Ormai da 17 anni il centrosinistra sembra ossessionato solamente dal fare quadrare i conti, ma non si è mai posto il problema del come, che è la vera essenza della politica economica. Tagli qua, aumenti di tasse di là, giusto per vedere l’effetto che fa, se mi si passa la rima. Con una degenerazione completa negli ultimi anni, dove il Pd si è semplicemente trasformato nel porta-acqua della commissione europea e dei suoi idioti parametri economici.
Questo breve di inizio legislatura offre uno scorcio esemplare. Non più tardi della primavera scorsa si erano stappate bottiglie di champagne: finalmente, grazie al governo Monti e alla responsabilità del Pd, il deficit era tornato sotto controllo. Un bel successo, anche se il costo era stato recessione, disoccupazione, povertà. Ma chi se ne frega, devono aver pensato a Palazzo Chigi, l’Europa ci ha promossi, festeggiamo. Salvo poi scoprire dopo appena un paio di mesi che il parametro del deficit veniva nuovamente sforato proprio a causa della recessione che aveva ridotto le entrate.
Ed allora, avanti con tasse più alte, alziamo l’Iva per tirare su un altro po’ di gettito. Che poi un aumento dell’Iva renda più costosi i prodotti, deprima i consumi ed, infine, riduca le entrate fiscali, non ce ne curiamo. Meglio vivere giorno per giorno, del domani non c’è certezza.

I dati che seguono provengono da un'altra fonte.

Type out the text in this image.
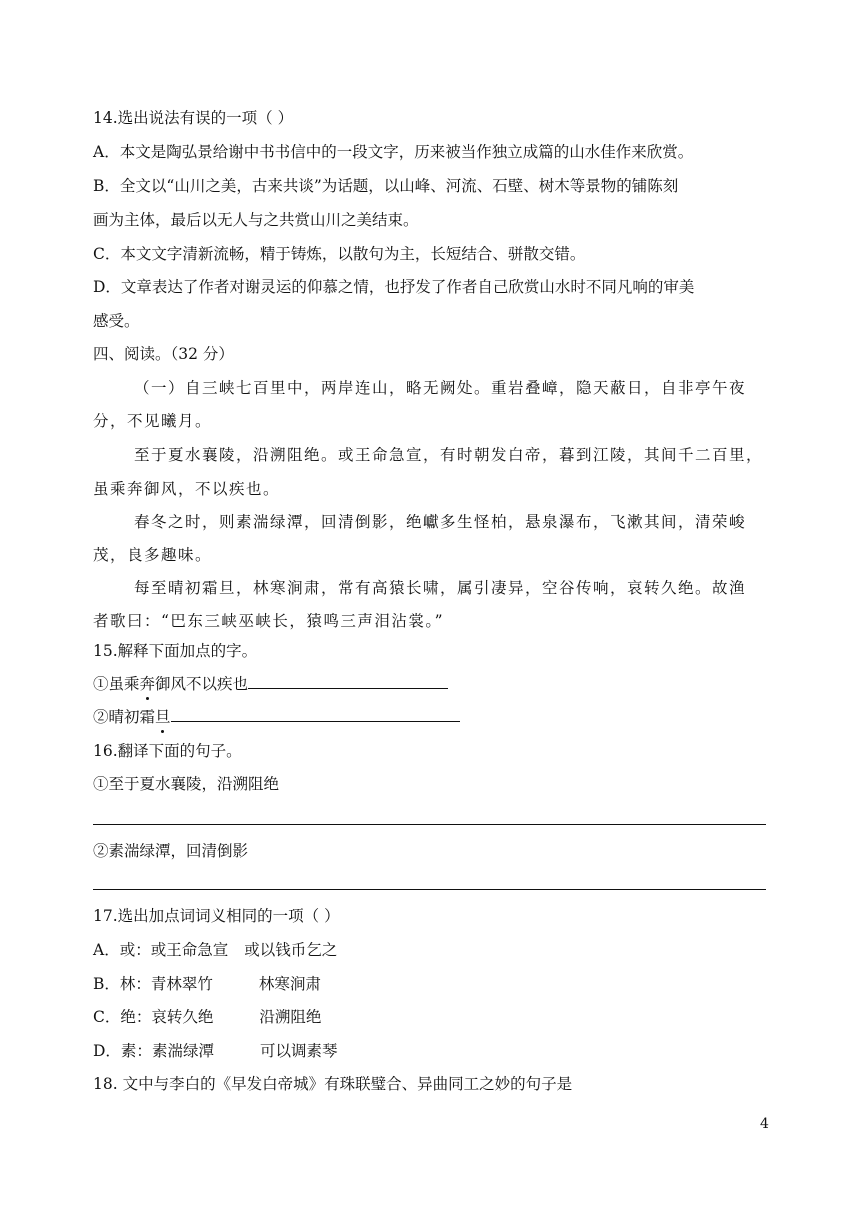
14.选出说法有误的一项（ ）
A．本文是陶弘景给谢中书书信中的一段文字，历来被当作独立成篇的山水佳作来欣赏。
B．全文以“山川之美，古来共谈”为话题，以山峰、河流、石壁、树木等景物的铺陈刻
画为主体，最后以无人与之共赏山川之美结束。
C．本文文字清新流畅，精于铸炼，以散句为主，长短结合、骈散交错。
D．文章表达了作者对谢灵运的仰慕之情，也抒发了作者自己欣赏山水时不同凡响的审美
感受。
四、阅读。（32 分）
（一）自三峡七百里中，两岸连山，略无阙处。重岩叠嶂，隐天蔽日，自非亭午夜
分，不见曦月。
至于夏水襄陵，沿溯阻绝。或王命急宣，有时朝发白帝，暮到江陵，其间千二百里，
虽乘奔御风，不以疾也。
春冬之时，则素湍绿潭，回清倒影，绝巘多生怪柏，悬泉瀑布，飞漱其间，清荣峻
茂，良多趣味。
每至晴初霜旦，林寒涧肃，常有高猿长啸，属引凄异，空谷传响，哀转久绝。故渔
者歌曰：“巴东三峡巫峡长，猿鸣三声泪沾裳。”
15.解释下面加点的字。
①虽乘奔御风不以疾也
②晴初霜旦
16.翻译下面的句子。
①至于夏水襄陵，沿溯阻绝
②素湍绿潭，回清倒影
17.选出加点词词义相同的一项（ ）
A．或：或王命急宣 或以钱币乞之
B．林：青林翠竹	林寒涧肃
C．绝：哀转久绝	沿溯阻绝
D．素：素湍绿潭	可以调素琴
18. 文中与李白的《早发白帝城》有珠联璧合、异曲同工之妙的句子是
4
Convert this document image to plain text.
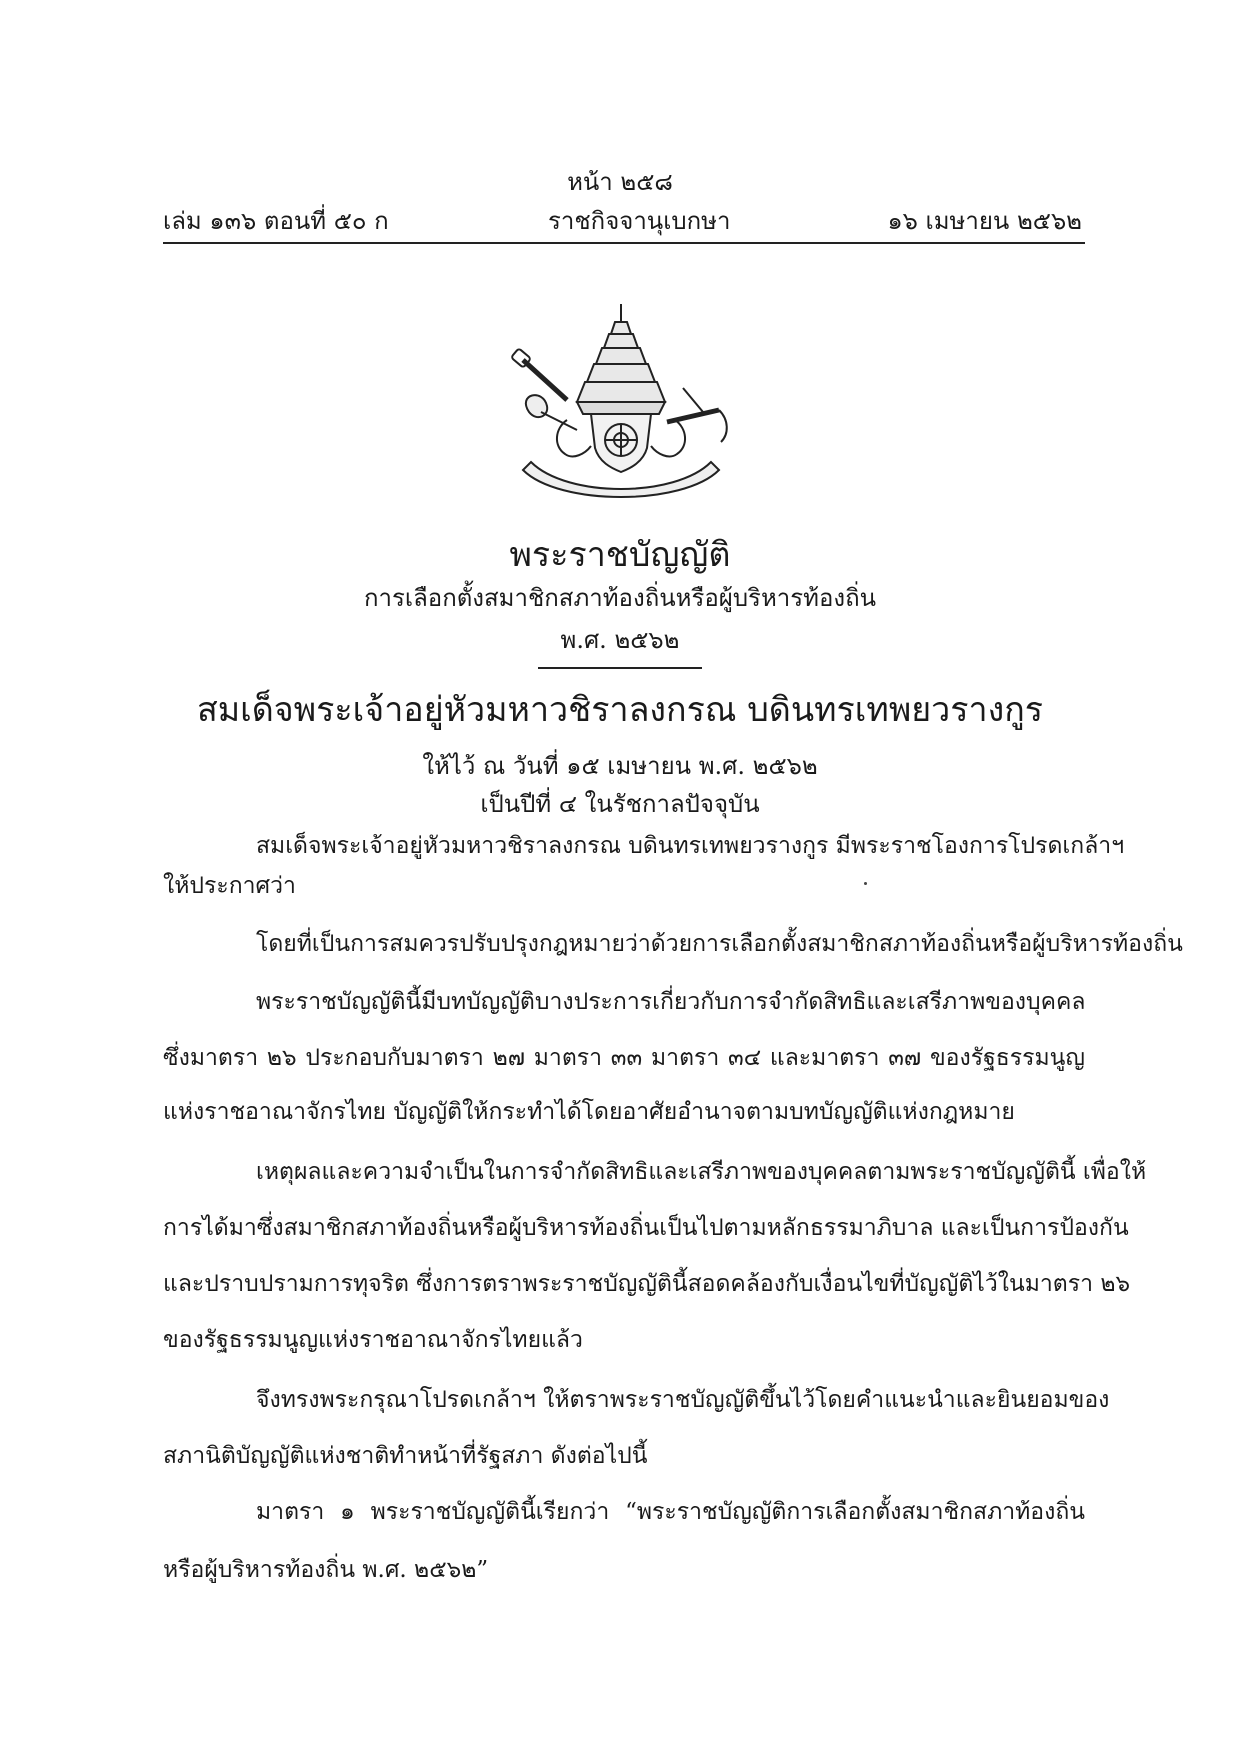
หน้า ๒๕๘
เล่ม ๑๓๖ ตอนที่ ๕๐ ก	ราชกิจจานุเบกษา	๑๖ เมษายน ๒๕๖๒
พระราชบัญญัติ
การเลือกตั้งสมาชิกสภาท้องถิ่นหรือผู้บริหารท้องถิ่น
พ.ศ. ๒๕๖๒
สมเด็จพระเจ้าอยู่หัวมหาวชิราลงกรณ บดินทรเทพยวรางกูร
ให้ไว้ ณ วันที่ ๑๕ เมษายน พ.ศ. ๒๕๖๒
เป็นปีที่ ๔ ในรัชกาลปัจจุบัน
สมเด็จพระเจ้าอยู่หัวมหาวชิราลงกรณ บดินทรเทพยวรางกูร มีพระราชโองการโปรดเกล้าฯ
ให้ประกาศว่า
โดยที่เป็นการสมควรปรับปรุงกฎหมายว่าด้วยการเลือกตั้งสมาชิกสภาท้องถิ่นหรือผู้บริหารท้องถิ่น
พระราชบัญญัตินี้มีบทบัญญัติบางประการเกี่ยวกับการจำกัดสิทธิและเสรีภาพของบุคคล
ซึ่งมาตรา ๒๖ ประกอบกับมาตรา ๒๗ มาตรา ๓๓ มาตรา ๓๔ และมาตรา ๓๗ ของรัฐธรรมนูญ
แห่งราชอาณาจักรไทย บัญญัติให้กระทำได้โดยอาศัยอำนาจตามบทบัญญัติแห่งกฎหมาย
เหตุผลและความจำเป็นในการจำกัดสิทธิและเสรีภาพของบุคคลตามพระราชบัญญัตินี้ เพื่อให้
การได้มาซึ่งสมาชิกสภาท้องถิ่นหรือผู้บริหารท้องถิ่นเป็นไปตามหลักธรรมาภิบาล และเป็นการป้องกัน
และปราบปรามการทุจริต ซึ่งการตราพระราชบัญญัตินี้สอดคล้องกับเงื่อนไขที่บัญญัติไว้ในมาตรา ๒๖
ของรัฐธรรมนูญแห่งราชอาณาจักรไทยแล้ว
จึงทรงพระกรุณาโปรดเกล้าฯ ให้ตราพระราชบัญญัติขึ้นไว้โดยคำแนะนำและยินยอมของ
สภานิติบัญญัติแห่งชาติทำหน้าที่รัฐสภา ดังต่อไปนี้
มาตรา ๑ พระราชบัญญัตินี้เรียกว่า “พระราชบัญญัติการเลือกตั้งสมาชิกสภาท้องถิ่น
หรือผู้บริหารท้องถิ่น พ.ศ. ๒๕๖๒”
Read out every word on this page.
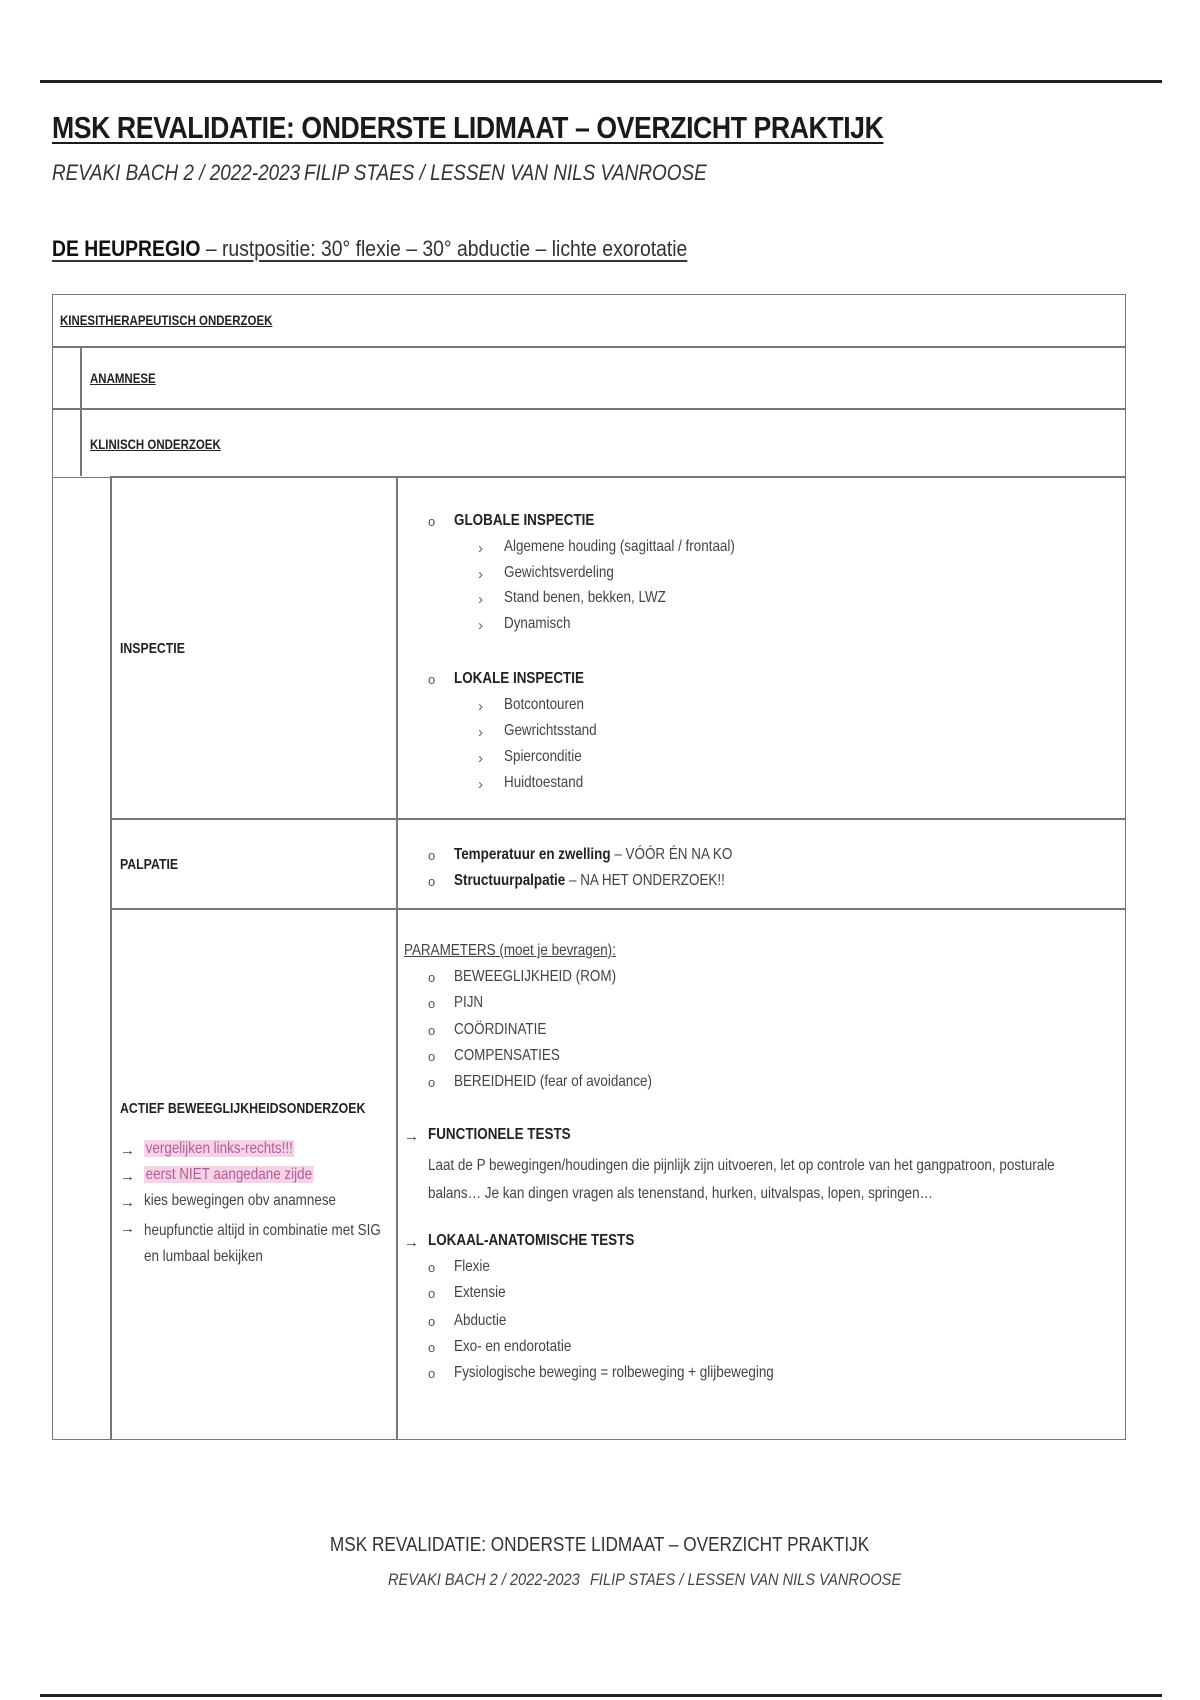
MSK REVALIDATIE: ONDERSTE LIDMAAT – OVERZICHT PRAKTIJK
REVAKI BACH 2 / 2022-2023 FILIP STAES / LESSEN VAN NILS VANROOSE
DE HEUPREGIO – rustpositie: 30° flexie – 30° abductie – lichte exorotatie
KINESITHERAPEUTISCH ONDERZOEK
ANAMNESE
KLINISCH ONDERZOEK
INSPECTIE
o GLOBALE INSPECTIE
› Algemene houding (sagittaal / frontaal)
› Gewichtsverdeling
› Stand benen, bekken, LWZ
› Dynamisch
o LOKALE INSPECTIE
› Botcontouren
› Gewrichtsstand
› Spierconditie
› Huidtoestand
PALPATIE
o Temperatuur en zwelling – VÓÓR ÉN NA KO
o Structuurpalpatie – NA HET ONDERZOEK!!
ACTIEF BEWEEGLIJKHEIDSONDERZOEK
→ vergelijken links-rechts!!!
→ eerst NIET aangedane zijde
→ kies bewegingen obv anamnese
→ heupfunctie altijd in combinatie met SIG en lumbaal bekijken
PARAMETERS (moet je bevragen):
o BEWEEGLIJKHEID (ROM)
o PIJN
o COÖRDINATIE
o COMPENSATIES
o BEREIDHEID (fear of avoidance)
→ FUNCTIONELE TESTS
Laat de P bewegingen/houdingen die pijnlijk zijn uitvoeren, let op controle van het gangpatroon, posturale balans… Je kan dingen vragen als tenenstand, hurken, uitvalspas, lopen, springen…
→ LOKAAL-ANATOMISCHE TESTS
o Flexie
o Extensie
o Abductie
o Exo- en endorotatie
o Fysiologische beweging = rolbeweging + glijbeweging
MSK REVALIDATIE: ONDERSTE LIDMAAT – OVERZICHT PRAKTIJK
REVAKI BACH 2 / 2022-2023 FILIP STAES / LESSEN VAN NILS VANROOSE
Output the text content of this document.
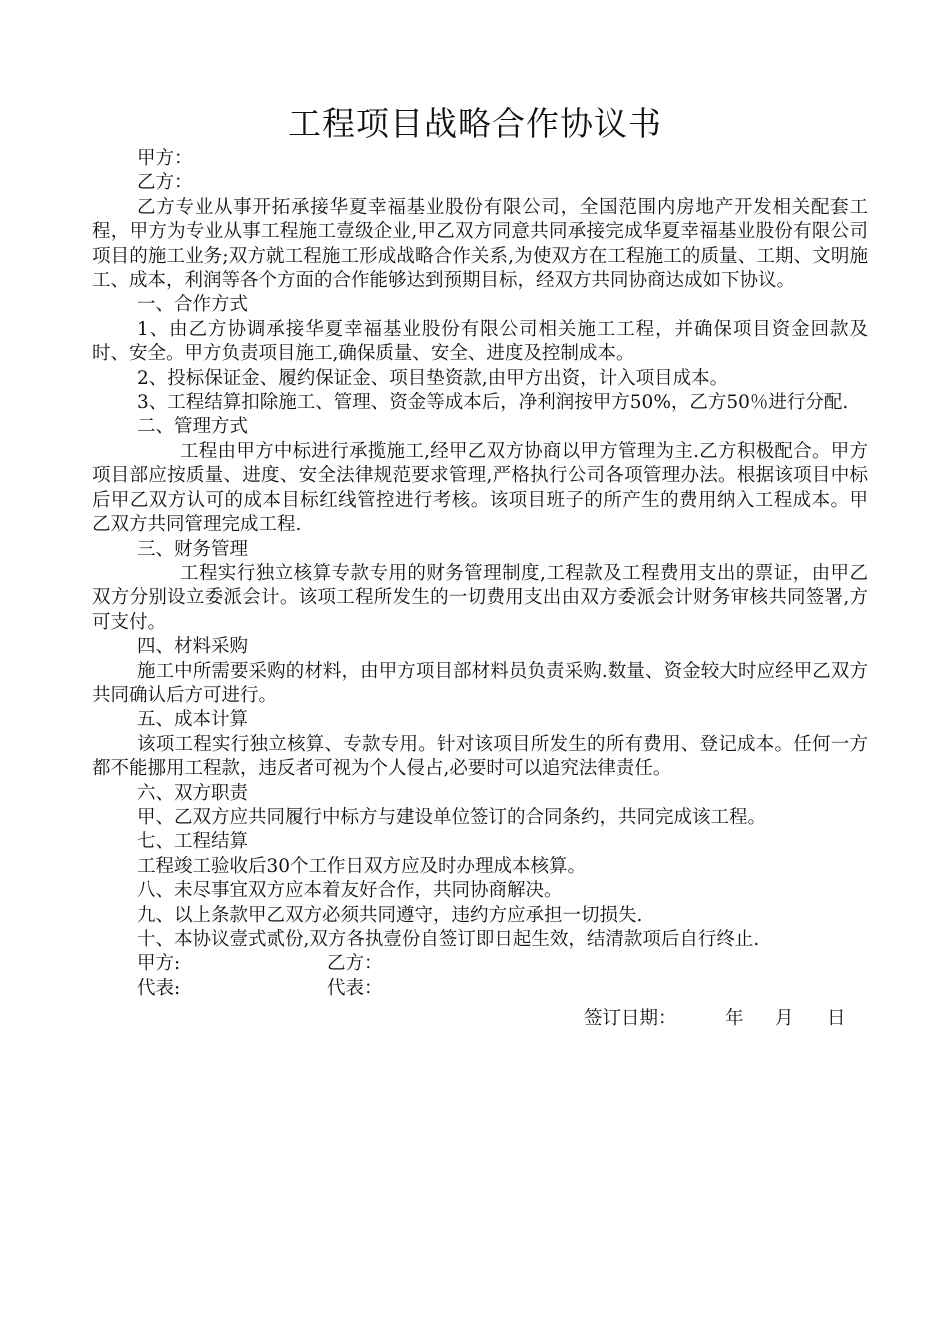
工程项目战略合作协议书

甲方：

乙方：

乙方专业从事开拓承接华夏幸福基业股份有限公司，全国范围内房地产开发相关配套工程，甲方为专业从事工程施工壹级企业,甲乙双方同意共同承接完成华夏幸福基业股份有限公司项目的施工业务;双方就工程施工形成战略合作关系,为使双方在工程施工的质量、工期、文明施工、成本，利润等各个方面的合作能够达到预期目标，经双方共同协商达成如下协议。

一、合作方式

1、由乙方协调承接华夏幸福基业股份有限公司相关施工工程，并确保项目资金回款及时、安全。甲方负责项目施工,确保质量、安全、进度及控制成本。

2、投标保证金、履约保证金、项目垫资款,由甲方出资，计入项目成本。

3、工程结算扣除施工、管理、资金等成本后，净利润按甲方50%，乙方50％进行分配.

二、管理方式

工程由甲方中标进行承揽施工,经甲乙双方协商以甲方管理为主.乙方积极配合。甲方项目部应按质量、进度、安全法律规范要求管理,严格执行公司各项管理办法。根据该项目中标后甲乙双方认可的成本目标红线管控进行考核。该项目班子的所产生的费用纳入工程成本。甲乙双方共同管理完成工程.

三、财务管理

工程实行独立核算专款专用的财务管理制度,工程款及工程费用支出的票证，由甲乙双方分别设立委派会计。该项工程所发生的一切费用支出由双方委派会计财务审核共同签署,方可支付。

四、材料采购

施工中所需要采购的材料，由甲方项目部材料员负责采购.数量、资金较大时应经甲乙双方共同确认后方可进行。

五、成本计算

该项工程实行独立核算、专款专用。针对该项目所发生的所有费用、登记成本。任何一方都不能挪用工程款，违反者可视为个人侵占,必要时可以追究法律责任。

六、双方职责

甲、乙双方应共同履行中标方与建设单位签订的合同条约，共同完成该工程。

七、工程结算

工程竣工验收后30个工作日双方应及时办理成本核算。

八、未尽事宜双方应本着友好合作，共同协商解决。

九、以上条款甲乙双方必须共同遵守，违约方应承担一切损失.

十、本协议壹式贰份,双方各执壹份自签订即日起生效，结清款项后自行终止.

甲方:	乙方：
代表:	代表：
签订日期：	年 月 日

D’altronde, proprio l’esistenza del governo Letta è la controprova migliore di questo tipo di ragionamento. Governiamo, facciamo qualcosa. Ma non facciamo qualcosa di serio, di importante, di veramente utile, al massimo, se ci riusciamo, mettiamo qualche pezza per coprire i buchi più vistosi. Altrimenti non si spiega come si possa seriamente governare con Berlusconi, o anche semplicemente con il Pdl senza Berlusconi – cosa per altro tutta da provare e su cui mi permetto di dubitare. Uno tira da una parte, uno tira dall’altra e alla fine non cambia mai nulla. L’industria è in difficoltà? Aboliamo l’articolo 18 e flessibilizziamo il lavoro. I conti sono in rosso? Aumentiamo l’Iva. Poi dopo qualche mese ci accorgiamo che abbiamo peggiorato le cose, ma ormai la frittata è fatta.
Una politica seria dovrebbe avere ben altri piani. I conti pubblici sono senza dubbio un problema, non per il tanto paventato fallimento, bensì perché drenano troppe risorse per pagare gli interessi accumulatisi. Interveniamo, dunque. Ma con serietà e con un piano ben preciso. La patrimoniale rimane la via maestra, soprattutto in un paese in cui la ricchezza è accumulata in poche mani. Ci sono troppe tasse? Parliamone, è un tema anche di sinistra e non solo berlusconiano. Con una certa differenza, però. Che le tasse vanno abbassate per alcuni, ed aumentate per altri, soprattutto in un paese dalle gigantesche sperequazioni economiche. E che la leva fiscale dovrebbe aiutare lavoro ed investimenti ed incidere di più sulla ricchezza (patrimoniale perpetua per i più abbienti, anche sulla case, magari dopo aver rivisto gli estimi catastali in maniera seria) e sui redditi più alti. E magari investire di più sulla ricerca di base, sulle università che continuiamo a riformare senza mai spiegare che le cattive performance, oltre al nepotismo e al baronato, sono anche e soprattutto figlie di mancanza di fondi. Senza neanche parlare della trasformazione della Cassa Depositi e Prestiti in una vera agenzia di stato per il supporto alle imprese innovative.
Insomma, una politica che abbia una conoscenza dei problemi del paese ed offra una visione di largo respiro. Il contrario di quello fatto in questi ultimi decenni.